A Sylvania Township family says they can’t imagine how anyone could paint the racist graffiti they discovered on their garage door Tuesday night.
Someone painted a swastika and cursed Arabs in the graffiti on a house in the 7000 block of Cinnamon Teal Court. Sylvania Township police are investigating the incident as an act of “ethnic intimidation,” according to a media release today from police.
In a statement, CAIR-Cleveland Executive Director Julia Shearson said:
“We call on state and local religious and political leaders — including the Township Administrator — to condemn this incident in the strongest possible terms in order to reassure all diverse communities that hate-motivated attacks and vandalism are not welcome in our state or community.

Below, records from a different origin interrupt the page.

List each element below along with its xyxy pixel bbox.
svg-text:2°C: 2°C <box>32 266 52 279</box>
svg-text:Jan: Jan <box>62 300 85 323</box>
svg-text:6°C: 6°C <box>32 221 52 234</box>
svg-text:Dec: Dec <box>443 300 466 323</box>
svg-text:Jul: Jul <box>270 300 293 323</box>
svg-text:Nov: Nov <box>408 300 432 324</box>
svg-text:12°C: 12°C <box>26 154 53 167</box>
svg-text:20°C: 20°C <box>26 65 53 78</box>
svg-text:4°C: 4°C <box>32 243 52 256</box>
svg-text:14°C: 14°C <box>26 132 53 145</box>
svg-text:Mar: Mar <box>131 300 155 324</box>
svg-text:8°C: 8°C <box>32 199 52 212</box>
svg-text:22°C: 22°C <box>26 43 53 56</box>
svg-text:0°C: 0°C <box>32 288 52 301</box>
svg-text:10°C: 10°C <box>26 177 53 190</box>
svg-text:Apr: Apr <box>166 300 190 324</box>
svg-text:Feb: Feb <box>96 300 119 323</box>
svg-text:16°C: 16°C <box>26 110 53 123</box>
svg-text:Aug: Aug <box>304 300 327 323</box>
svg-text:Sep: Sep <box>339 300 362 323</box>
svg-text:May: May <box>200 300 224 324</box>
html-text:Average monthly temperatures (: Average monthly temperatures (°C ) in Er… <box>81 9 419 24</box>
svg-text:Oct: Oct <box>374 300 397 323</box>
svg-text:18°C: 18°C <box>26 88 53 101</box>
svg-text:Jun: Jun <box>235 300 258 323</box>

“We call on those community leaders to come together to host events that build bridges of understanding, mutual respect and tolerance in order to counter such hateful acts.
“We call on local, state and federal law enforcement authorities to thoroughly investigate this incident in order to identify and apprehend the alleged perpetrators.”
CAIR’s national office has noted a spike in incidents targeting American Muslims and other minority groups since the Nov. 8 presidential election.
“I feel the hate of those people,” homeowner Souheir Eltatawy said. “I don’t know why they did that. We’ve been living in this neighborhood since 1999 and we’ve never had a problem with anyone. Even when the kids were growing up, we never had a problem with any of the neighbors.”
Her daughter May Eltatawy discovered the graffiti when she returned home at roughly 8:30 p.m.
“It’s just hard because my mom and I are the only ones living in this home since my father died,” she said. “I just really fear for my mom’s life.”
Moustafa Eltatawy of Toledo who does not live in the home, said his mother and sister were upset by the incident and called him. The family called Sylvania Township police.
“At first I was fearful and angry,” Mr. Eltatawy said. “But it wasn’t long before I started to feel sorry for the person who did it because the kind of energy that it would take to harbor that kind of hate, it would be taxing on that person. I feel that if they would have knocked I would have invited them in for a coffee or tea to talk about why he feels we are responsible for his anger.”
Mr. Eltatawy said his father, the late Rada Eltatawy, was a well-known wrestling coach in the region who also was a former Egyptian Olympic wrestler.
The younger Mr. Eltatawy’s aunt, Joumana Bazzy of Oregon, also was with the family this morning.
“We all come from somewhere else,” she said. “And that’s what being an American is. America is inclusive, not exclusive and that’s what makes America a great country. What happened here was done out of ignorance and fear and I hope we can all rise above this type of behavior.”
Julia Shearson, director of the Council on American-Islamic Relations, Cleveland chapter, said such direct intimidation sends a message of intolerance and fear.
Moustafa "Moose" Eltataway stands in front of his family home in Sylvania Township. The home was vandalized sometime between 8:15 and 8:30 p.m. Tuesday night, he said. "I feel sorry for the person who did it," he said. "Not because I'd do anything to them, which I wouldn't, but because of the hate they must have in their heart." The Blade/Andy Morrison
Since Sept. 11, many have broadly scapegoated this vulnerable group. It is a counter-productive response, she said.
“That's why people in positions of power have to set an example of moral leadership that distinguishes between the problem of terrorism and the broader Muslim and Arab community that has nothing to do with it,” she said.
Ms. Shearson called on township leaders to condemn the hateful graffiti and local groups to consider programs that may help resolve these gaps.
Jennifer Nagel, a neighbor, said she could not believe “one of our neighbors would do this.”
“It’s hard to come up with words to express my sentiments,” Ms. Nagel said of the vandalism. “I was angry when police came here and told me about it last night. And I was angry again when I saw it this morning.”
Jill Blair, another neighbor, said what was done to the family was “terrible.”
Her husband, Dr. Robert Blair echoed her response, adding the victims have no enemies in the neighborhood as far as he knows.
“I feel terrible...” Dr. Blair said. “This country is so divided right now. I think all the animosity created by the [presidential] election divided the country more than I’ve ever seen it.”
Mr. Eltatawy said his mother does not have a security camera outside the house but, he said, police told the family they were going to check if any of her neighbors do.
Township police said they have no suspects. A police spokesman could not to be reached for comment.
Anyone with information is asked to call police at 419-882-1250.
Blade staff writer Ryan Dunn contributed to this report.